Scientific Advisors: Jennifer Lippincott-Schwartz, Mike Lynch, and Rob Phillips

Living systems are out of equilibrium and nearly all cellular processes require a continual supply of energy. The renewed realization of the central role of cellular energetics in a variety of diseases has led to many recent, related cell biological studies. New synthetic biology approaches may help with sustainability and environmental issues, leading researchers to study cellular energetics with the goal of engineering improvements. The growing appreciation for how the bioenergetic costs of producing various cellular features has led to a framework for considering the evolutionary consequences of trait addition/modification. Advances in experimental techniques - particularly mass spectrometry, metabolic imaging, and microcalorimetry – now allow relevant, quantitative data to be obtained. Finally, recent breakthroughs in nonequilibrium thermodynamics have produced a variety of general results, inspiring hopes that they may have application to biology. These recent developments motivate bringing together researchers in cell biology, evolutionary biology, systems biology, medicine, biophysics and physics to focus on a set of distinct topics with clear goals:

1) Energy Production: Develop and test systems-level models of aerobic and anaerobic respiration, and photosynthesis.

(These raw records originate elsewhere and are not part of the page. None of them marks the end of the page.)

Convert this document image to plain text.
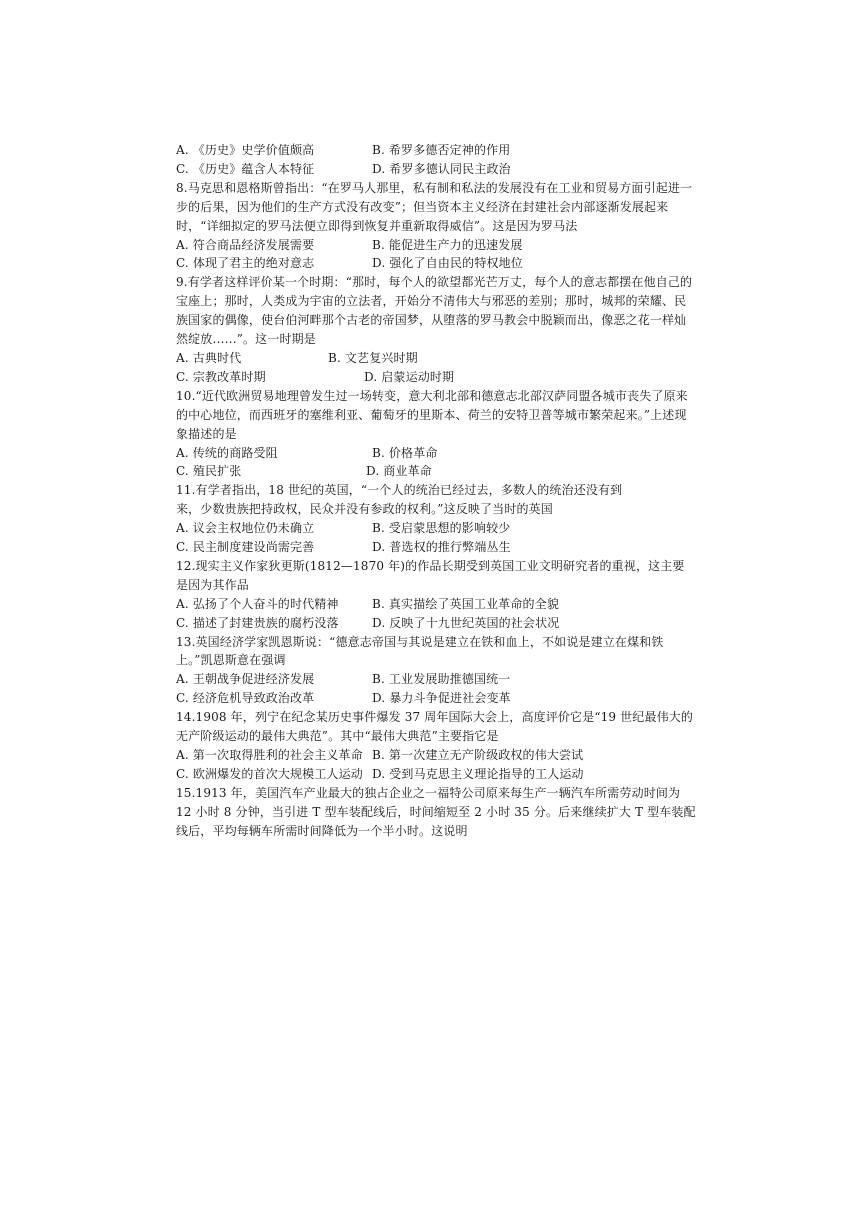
A. 《历史》史学价值颇高	B. 希罗多德否定神的作用
C. 《历史》蕴含人本特征	D. 希罗多德认同民主政治

8.马克思和恩格斯曾指出：“在罗马人那里，私有制和私法的发展没有在工业和贸易方面引起进一步的后果，因为他们的生产方式没有改变”；但当资本主义经济在封建社会内部逐渐发展起来时，“详细拟定的罗马法便立即得到恢复并重新取得威信”。这是因为罗马法

A. 符合商品经济发展需要	B. 能促进生产力的迅速发展
C. 体现了君主的绝对意志	D. 强化了自由民的特权地位

9.有学者这样评价某一个时期：“那时，每个人的欲望都光芒万丈，每个人的意志都摆在他自己的宝座上；那时，人类成为宇宙的立法者，开始分不清伟大与邪恶的差别；那时，城邦的荣耀、民族国家的偶像，使台伯河畔那个古老的帝国梦，从堕落的罗马教会中脱颖而出，像恶之花一样灿然绽放……”。这一时期是

A. 古典时代	B. 文艺复兴时期
C. 宗教改革时期	D. 启蒙运动时期

10.“近代欧洲贸易地理曾发生过一场转变，意大利北部和德意志北部汉萨同盟各城市丧失了原来的中心地位，而西班牙的塞维利亚、葡萄牙的里斯本、荷兰的安特卫普等城市繁荣起来。”上述现象描述的是

A. 传统的商路受阻	B. 价格革命
C. 殖民扩张	D. 商业革命

11.有学者指出，18 世纪的英国，“一个人的统治已经过去，多数人的统治还没有到

来，少数贵族把持政权，民众并没有参政的权利。”这反映了当时的英国

A. 议会主权地位仍未确立	B. 受启蒙思想的影响较少
C. 民主制度建设尚需完善	D. 普选权的推行弊端丛生

12.现实主义作家狄更斯(1812—1870 年)的作品长期受到英国工业文明研究者的重视，这主要是因为其作品

A. 弘扬了个人奋斗的时代精神	B. 真实描绘了英国工业革命的全貌
C. 描述了封建贵族的腐朽没落	D. 反映了十九世纪英国的社会状况

13.英国经济学家凯恩斯说：“德意志帝国与其说是建立在铁和血上，不如说是建立在煤和铁上。”凯恩斯意在强调

A. 王朝战争促进经济发展	B. 工业发展助推德国统一
C. 经济危机导致政治改革	D. 暴力斗争促进社会变革

14.1908 年，列宁在纪念某历史事件爆发 37 周年国际大会上，高度评价它是“19 世纪最伟大的无产阶级运动的最伟大典范”。其中“最伟大典范”主要指它是

A. 第一次取得胜利的社会主义革命 B. 第一次建立无产阶级政权的伟大尝试
C. 欧洲爆发的首次大规模工人运动 D. 受到马克思主义理论指导的工人运动

15.1913 年，美国汽车产业最大的独占企业之一福特公司原来每生产一辆汽车所需劳动时间为 12 小时 8 分钟，当引进 T 型车装配线后，时间缩短至 2 小时 35 分。后来继续扩大 T 型车装配线后，平均每辆车所需时间降低为一个半小时。这说明
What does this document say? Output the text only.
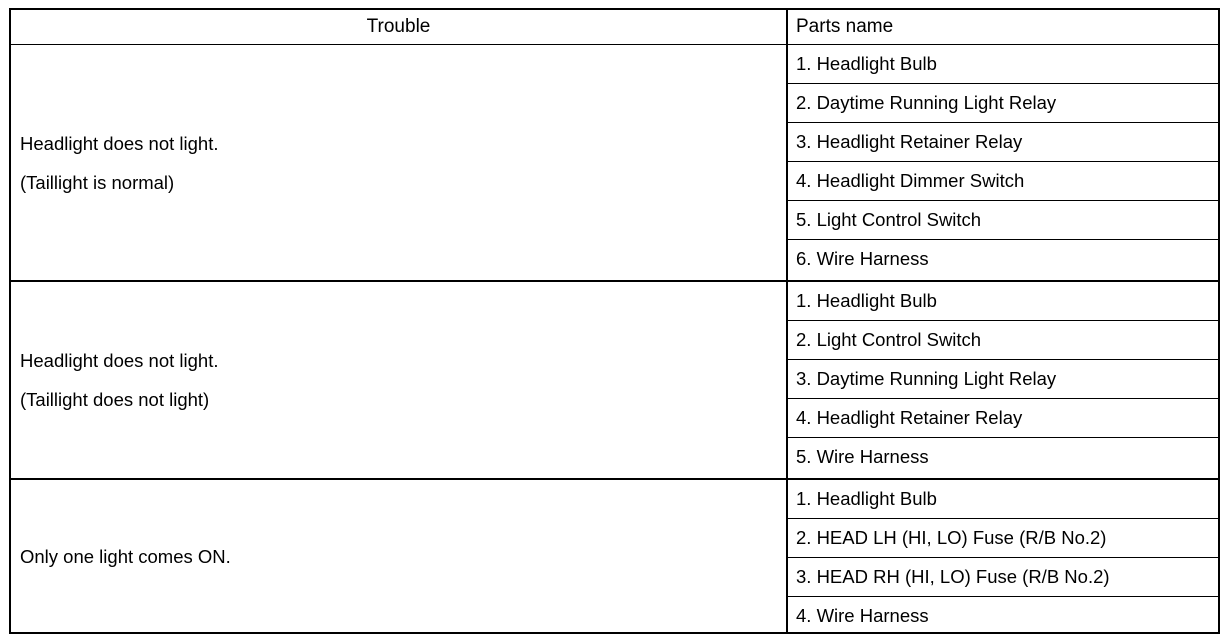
Trouble	Parts name
Headlight does not light.
(Taillight is normal)
1. Headlight Bulb
2. Daytime Running Light Relay
3. Headlight Retainer Relay
4. Headlight Dimmer Switch
5. Light Control Switch
6. Wire Harness
Headlight does not light.
(Taillight does not light)
1. Headlight Bulb
2. Light Control Switch
3. Daytime Running Light Relay
4. Headlight Retainer Relay
5. Wire Harness
Only one light comes ON.
1. Headlight Bulb
2. HEAD LH (HI, LO) Fuse (R/B No.2)
3. HEAD RH (HI, LO) Fuse (R/B No.2)
4. Wire Harness
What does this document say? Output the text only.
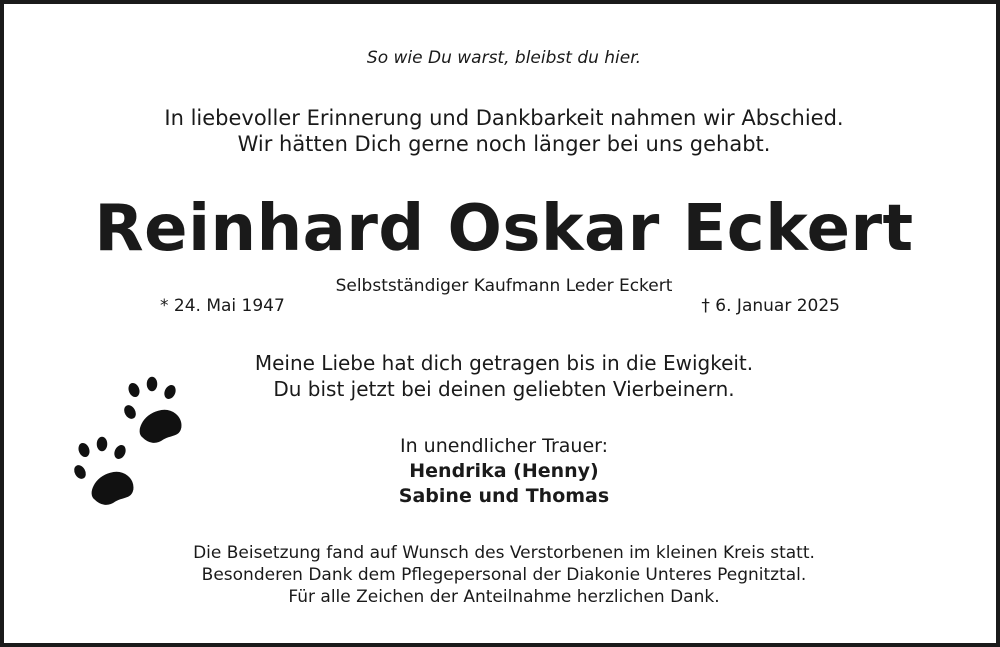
So wie Du warst, bleibst du hier.
In liebevoller Erinnerung und Dankbarkeit nahmen wir Abschied.
Wir hätten Dich gerne noch länger bei uns gehabt.
Reinhard Oskar Eckert
Selbstständiger Kaufmann Leder Eckert
* 24. Mai 1947	† 6. Januar 2025
Meine Liebe hat dich getragen bis in die Ewigkeit.
Du bist jetzt bei deinen geliebten Vierbeinern.
In unendlicher Trauer:
Hendrika (Henny)
Sabine und Thomas
Die Beisetzung fand auf Wunsch des Verstorbenen im kleinen Kreis statt.
Besonderen Dank dem Pflegepersonal der Diakonie Unteres Pegnitztal.
Für alle Zeichen der Anteilnahme herzlichen Dank.
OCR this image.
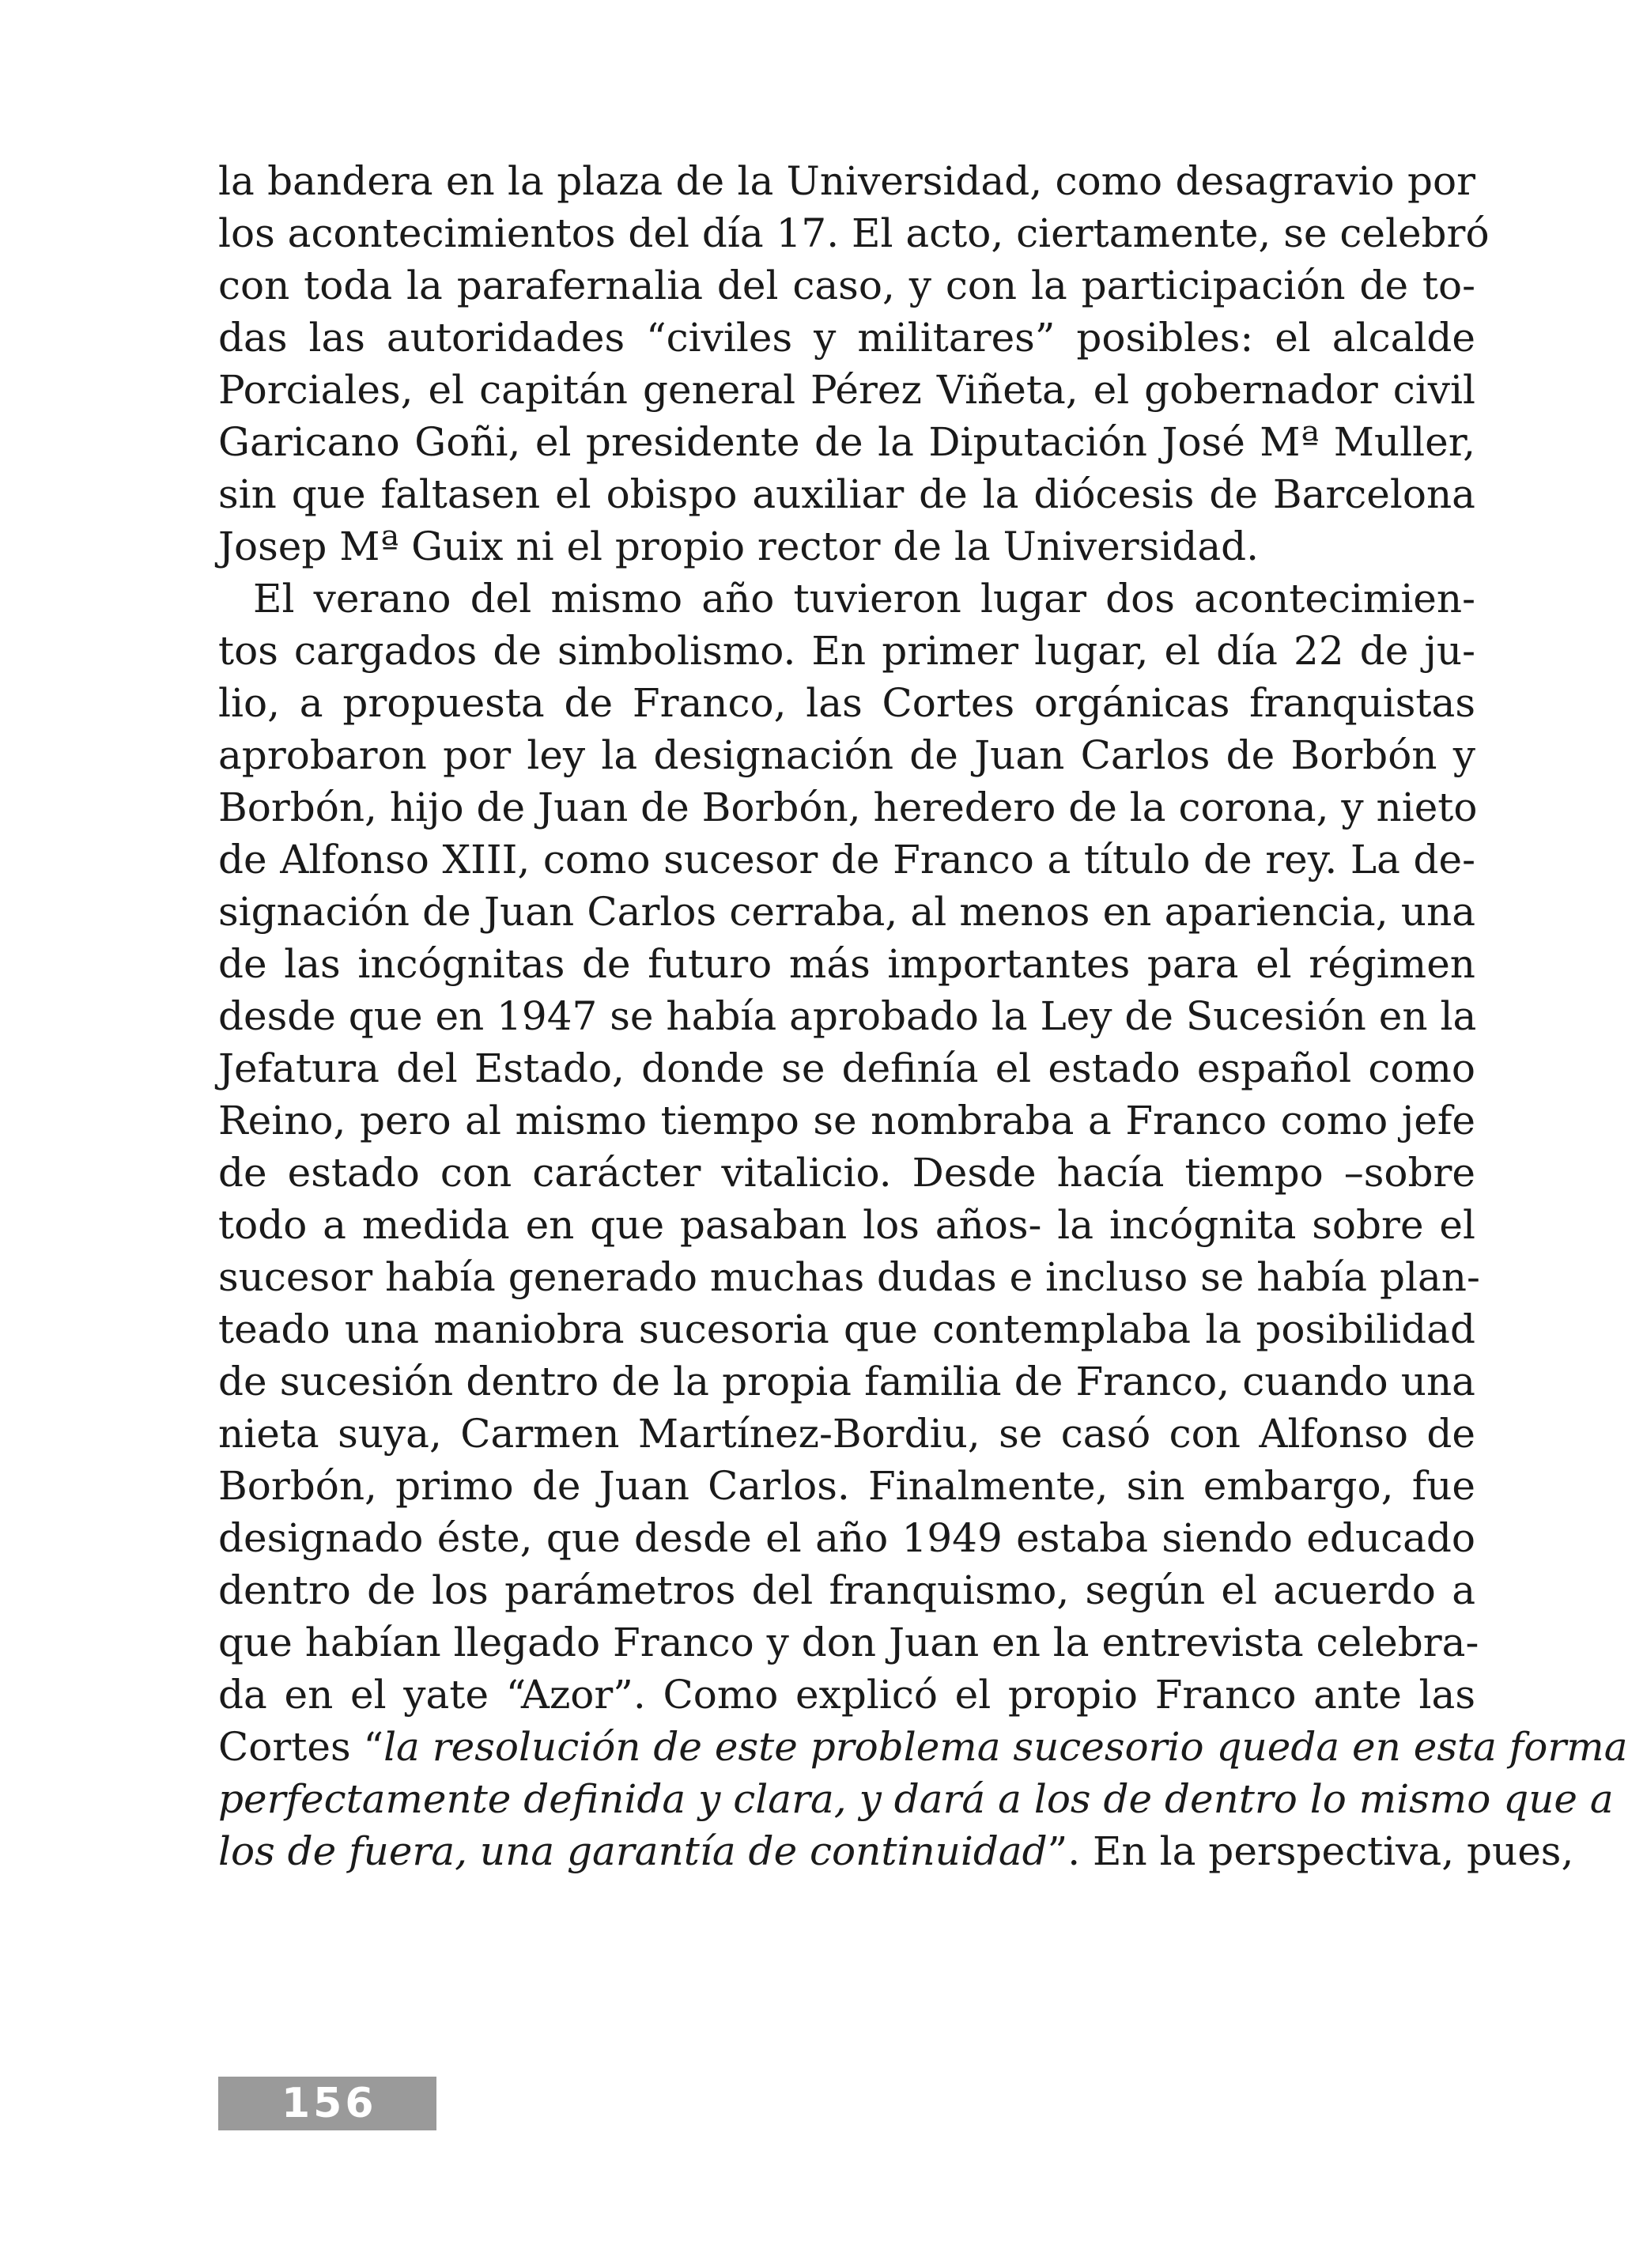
la bandera en la plaza de la Universidad, como desagravio por
los acontecimientos del día 17. El acto, ciertamente, se celebró
con toda la parafernalia del caso, y con la participación de to-
das las autoridades “civiles y militares” posibles: el alcalde
Porciales, el capitán general Pérez Viñeta, el gobernador civil
Garicano Goñi, el presidente de la Diputación José Mª Muller,
sin que faltasen el obispo auxiliar de la diócesis de Barcelona
Josep Mª Guix ni el propio rector de la Universidad.
El verano del mismo año tuvieron lugar dos acontecimien-
tos cargados de simbolismo. En primer lugar, el día 22 de ju-
lio, a propuesta de Franco, las Cortes orgánicas franquistas
aprobaron por ley la designación de Juan Carlos de Borbón y
Borbón, hijo de Juan de Borbón, heredero de la corona, y nieto
de Alfonso XIII, como sucesor de Franco a título de rey. La de-
signación de Juan Carlos cerraba, al menos en apariencia, una
de las incógnitas de futuro más importantes para el régimen
desde que en 1947 se había aprobado la Ley de Sucesión en la
Jefatura del Estado, donde se definía el estado español como
Reino, pero al mismo tiempo se nombraba a Franco como jefe
de estado con carácter vitalicio. Desde hacía tiempo –sobre
todo a medida en que pasaban los años- la incógnita sobre el
sucesor había generado muchas dudas e incluso se había plan-
teado una maniobra sucesoria que contemplaba la posibilidad
de sucesión dentro de la propia familia de Franco, cuando una
nieta suya, Carmen Martínez-Bordiu, se casó con Alfonso de
Borbón, primo de Juan Carlos. Finalmente, sin embargo, fue
designado éste, que desde el año 1949 estaba siendo educado
dentro de los parámetros del franquismo, según el acuerdo a
que habían llegado Franco y don Juan en la entrevista celebra-
da en el yate “Azor”. Como explicó el propio Franco ante las
Cortes “la resolución de este problema sucesorio queda en esta forma
perfectamente definida y clara, y dará a los de dentro lo mismo que a
los de fuera, una garantía de continuidad”. En la perspectiva, pues,
156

2) Energy Consumption: Calculate and measure how much energy is consumed by various cellular processes.
3) Cellular Energetics and Cell Biology/Biophysics: Understand the relationship between cellular energetics and other cell biological and biophysics process, including how defects in cellular energetics can give rise to diseases (such as cancer and infertility).
4) Cellular Energetics and Evolution: Quantify the costs to the cell of adding various structural/metabolic features.
5) Nonequilibrium Thermodynamics of Cellular Energetics: Explore the relevance of recent advances in nonequilibrium thermodynamics to topics 1-4.